Chasing after more of a character is chasing after a want that can never be fully fulfilled. Once we see Scout as an adult, we have to live with knowing that she was someone else to Harper Lee than she to us. I like to imagine her in her ham costume, her future wide open. I’m free to make what I want of her childhood, of her revelations, and of the meaning of the book itself. I’m free to imagine that Scout is in some ways, like me, and that I can absorb the lessons of her childhood as my own.

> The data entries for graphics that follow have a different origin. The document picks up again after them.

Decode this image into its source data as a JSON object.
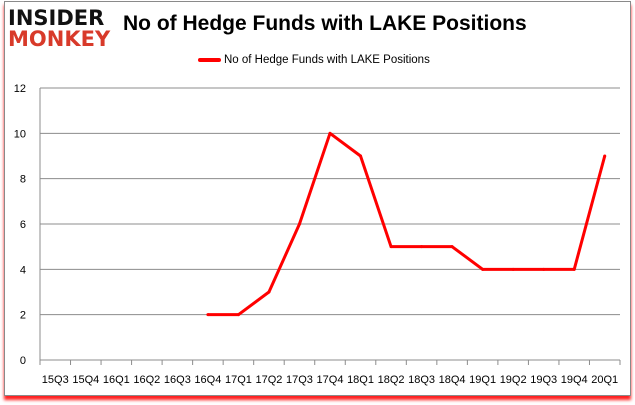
{
  "logo": {
    "line1": "INSIDER",
    "line2": "MONKEY"
  },
  "chart_data": {
    "type": "line",
    "title": "No of Hedge Funds with LAKE Positions",
    "xlabel": "",
    "ylabel": "",
    "categories": [
      "15Q3",
      "15Q4",
      "16Q1",
      "16Q2",
      "16Q3",
      "16Q4",
      "17Q1",
      "17Q2",
      "17Q3",
      "17Q4",
      "18Q1",
      "18Q2",
      "18Q3",
      "18Q4",
      "19Q1",
      "19Q2",
      "19Q3",
      "19Q4",
      "20Q1"
    ],
    "series": [
      {
        "name": "No of Hedge Funds with LAKE Positions",
        "color": "#ff0000",
        "values": [
          null,
          null,
          null,
          null,
          null,
          2,
          2,
          3,
          6,
          10,
          9,
          5,
          5,
          5,
          4,
          4,
          4,
          4,
          9
        ]
      }
    ],
    "ylim": [
      0,
      12
    ],
    "yticks": [
      0,
      2,
      4,
      6,
      8,
      10,
      12
    ],
    "grid": true,
    "legend": "top-center"
  }
}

Do I imagine the world beyond the known world of books? Outside the boundaries of story? Sure. But that’s part of why fiction is enjoyable. What we learn in a finite narrative is measurable; the lessons of life are not. Fiction has arbitrary bookends of structure, and they are not the same bookends of birth and life that set the narratives of history. The rhythms are different. Fiction isn’t real by virtue of its form if not just its truth, and I would argue that the very fact that it’s incomplete is part of why we like it. We don’t want to know how Gertrude came to fall in love with her murderous brother-in-law or see Walter White teach Chemistry before his diagnosis. Partially, because these things are boring, and we spend our own lives in boredom. But partially because fiction is concentrated magic.

Also, this. One of the hardest things to learn about being a writer is how to edit. Not what to say, but what not to say. Which details to choose and which to leave hidden to your reader. There is a reason this novel was put in a drawer. And now, by all accounts, Harper Lee isn’t healthy.We know her sister protected her until she died. By publishing her novel now, I think we ask something of her that she might not have the capacity to handle: we ask her to abandon earlier ideas of editing, of choosing what is most poignant or most right, in order to satisfy our own greed for consumption.

I’d rather have something brief but wonderful than a glut of sub-par.

That’s what this is, right? We can’t get enough of a good thing. We can’t accept the work that Harper Lee gave us and be a good steward to her legacy. We can’t be a good steward to old ladies, either, because we want the brief illusion that we can quiet our urges to know everything. I don’t like what that says about us.

Miss the characters in To Kill a Mockingbird? Maybe you should just read it again.